A proposta, protocolada ontem no Senado pelo senador Marcelo Castro (MDB-PI), relator-geral do Orçamento 2023, o valor referente ao programa fica fora do cálculo do teto de gastos entre 2023 e 2026. O texto traz ainda um aval extra de R$ 175 bilhões e já foi alvo de críticas entre lideranças do meio político e empresarial que apoiaram o petista no segundo turno contra Bolsonaro.
Desafio entre bancadas
No início da discussão do texto, petistas avaliaram que se o texto começasse no Senado seria mais rapidamente aprovado do que se começasse pela Câmara. Mas o que se tem desenhado é um desentendimento dos senadores em relação à proposta. O PT terá que reverter a resistência de bancadas relevantes da Casa, como a do Podemos, que contém oito senadores.
Ao UOL, o líder da sigla, Oriovisto Guimarães (Podemos-PR), afirmou que indicará voto contrário à PEC tanto na CCJ do Senado quanto no plenário. “Sou contrário à proposta. Eu e meu partido votaremos contra”, disse.
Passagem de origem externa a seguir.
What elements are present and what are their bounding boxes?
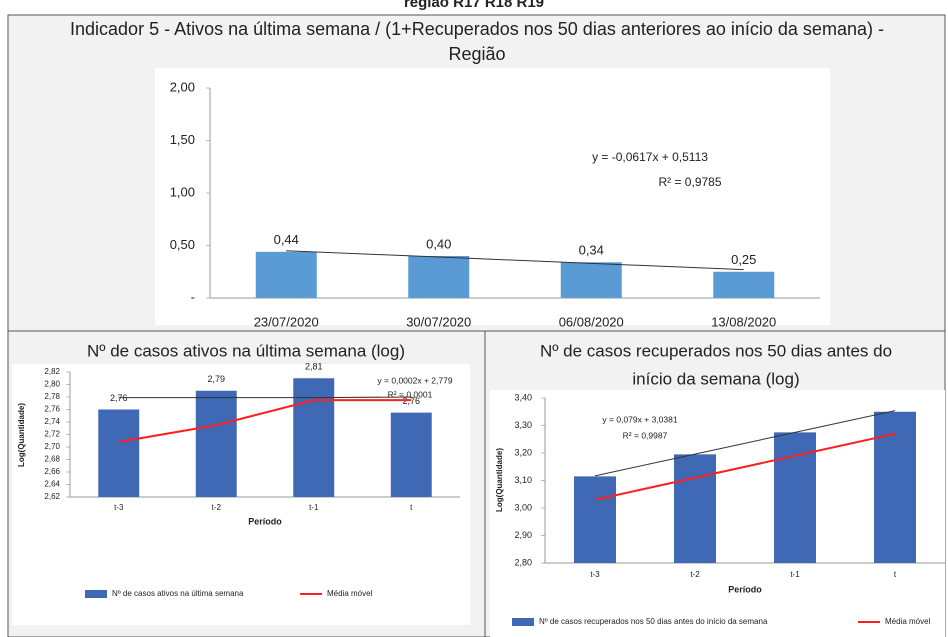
y-tick-label: 3,00 xyxy=(514,502,532,512)
x-tick-label: t xyxy=(894,570,897,579)
y-tick-label: 2,68 xyxy=(44,455,60,464)
trend-equation: y = 0,079x + 3,0381 xyxy=(602,414,677,424)
legend-swatch xyxy=(512,618,534,626)
y-tick-label: 3,40 xyxy=(514,392,532,402)
trend-r2: R² = 0,9785 xyxy=(658,175,721,189)
y-tick-label: 3,30 xyxy=(514,420,532,430)
x-tick-label: 06/08/2020 xyxy=(559,314,624,329)
y-tick-label: 2,80 xyxy=(44,380,60,389)
y-tick-label: 2,74 xyxy=(44,417,60,426)
bar xyxy=(408,256,470,298)
bar xyxy=(255,251,317,298)
y-axis-title: Log(Quantidade) xyxy=(17,403,26,467)
trendline xyxy=(594,410,896,477)
y-tick-label: 2,90 xyxy=(514,530,532,540)
y-axis-title: Log(Quantidade) xyxy=(495,448,504,512)
chart-title: Região xyxy=(448,44,505,64)
x-tick-label: 13/08/2020 xyxy=(711,314,776,329)
y-tick-label: 2,80 xyxy=(514,557,532,567)
y-tick-label: 0,50 xyxy=(170,237,195,252)
trendline xyxy=(118,396,412,399)
x-axis-title: Período xyxy=(728,584,762,594)
y-tick-label: 2,72 xyxy=(44,430,60,439)
value-label: 0,40 xyxy=(426,236,451,251)
bar xyxy=(293,378,335,497)
y-tick-label: 2,64 xyxy=(44,480,60,489)
legend-label: Média móvel xyxy=(327,589,373,598)
y-tick-label: 2,70 xyxy=(44,442,60,451)
y-tick-label: 3,10 xyxy=(514,475,532,485)
bar xyxy=(713,271,775,298)
plot-box xyxy=(490,390,945,637)
chart-title: Indicador 5 - Ativos na última semana / … xyxy=(70,19,884,39)
chart-title: Nº de casos recuperados nos 50 dias ante… xyxy=(540,341,892,360)
bar xyxy=(390,412,432,497)
trendline xyxy=(286,250,744,271)
x-tick-label: t xyxy=(410,503,413,512)
legend-swatch xyxy=(85,590,107,598)
x-tick-label: t-3 xyxy=(114,503,124,512)
x-tick-label: t-3 xyxy=(590,570,600,579)
y-tick-label: 2,66 xyxy=(44,467,60,476)
bar xyxy=(674,454,716,563)
trend-r2: R² = 0,9987 xyxy=(623,430,668,440)
x-tick-label: 30/07/2020 xyxy=(406,314,471,329)
y-tick-label: 1,50 xyxy=(170,132,195,147)
value-label: 0,25 xyxy=(731,252,756,267)
y-tick-label: - xyxy=(191,289,195,304)
header: região R17 R18 R19 xyxy=(404,0,544,11)
value-label: 2,79 xyxy=(207,374,225,384)
legend-label: Média móvel xyxy=(885,617,931,626)
line xyxy=(118,399,412,443)
bar xyxy=(98,409,140,497)
y-tick-label: 1,00 xyxy=(170,184,195,199)
value-label: 0,44 xyxy=(274,232,299,247)
bar xyxy=(774,432,816,563)
chart-title: início da semana (log) xyxy=(632,369,799,388)
y-tick-label: 2,82 xyxy=(44,367,60,376)
chart-title: Nº de casos ativos na última semana (log… xyxy=(87,341,405,360)
bar xyxy=(574,476,616,563)
value-label: 2,81 xyxy=(305,362,323,372)
y-tick-label: 2,62 xyxy=(44,492,60,501)
x-axis-title: Período xyxy=(248,516,282,526)
line xyxy=(594,432,896,501)
bar xyxy=(195,390,237,497)
trend-equation: y = -0,0617x + 0,5113 xyxy=(592,150,708,164)
legend-label: Nº de casos ativos na última semana xyxy=(112,589,244,598)
value-label: 0,34 xyxy=(579,243,604,258)
x-tick-label: t-1 xyxy=(790,570,800,579)
legend-label: Nº de casos recuperados nos 50 dias ante… xyxy=(539,617,768,626)
x-tick-label: 23/07/2020 xyxy=(254,314,319,329)
y-tick-label: 2,78 xyxy=(44,392,60,401)
bar xyxy=(560,262,622,298)
x-tick-label: t-1 xyxy=(309,503,319,512)
trend-r2: R² = 0,0001 xyxy=(388,389,433,399)
y-tick-label: 2,76 xyxy=(44,405,60,414)
x-tick-label: t-2 xyxy=(212,503,222,512)
y-tick-label: 3,20 xyxy=(514,447,532,457)
trend-equation: y = 0,0002x + 2,779 xyxy=(377,375,452,385)
x-tick-label: t-2 xyxy=(690,570,700,579)
y-tick-label: 2,00 xyxy=(170,79,195,94)
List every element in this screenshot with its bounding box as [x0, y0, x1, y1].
Questionado sobre as negociações, o parlamentar afirmou que é contra o valor extra teto e o prazo de quatro anos.
“Temos duas discordâncias. Valor máximo seria de R$ 80 bilhões e prazo máximo de um ano. Com esse valor é possível bancar o Bolsa Família, o auxílio de R$ 150 para crianças, a Farmácia Popular e o aumento do salário mínimo”, completou. Guimarães disse que deverá ocorrer uma reunião de líderes nesta semana para tratar do assunto.
Aliados do PT
Lula conta, inicialmente, com o apoio de legendas da base de esquerda, e de caciques do MDB e do PSD – ambas as bancadas reúnem 12 senadores e somam 24 parlamentares.
No entanto, o texto não é unanimidade entre os integrantes, assim como ocorre no PSDB, com os seis tucanos. O senador Tasso Jeiressati (RN), inclusive, defende outros valores para a PEC. Há, ainda, quem trabalhe contra a proposta, como os parlamentares aliados de Jair Bolsonaro, do PL e do PP – com, respectivamente, oito e sete senadores, chegando a 15 parlamentares.
São necessários 49 votos favoráveis dos 81 senadores. A base petista conta com o apoio de apenas 12 senadores de quatro siglas: PT (7), Pros (2), PSB (1), Rede (1) e Cidadania (1). Faltariam 37 votos para levar o texto à Câmara dos Deputados.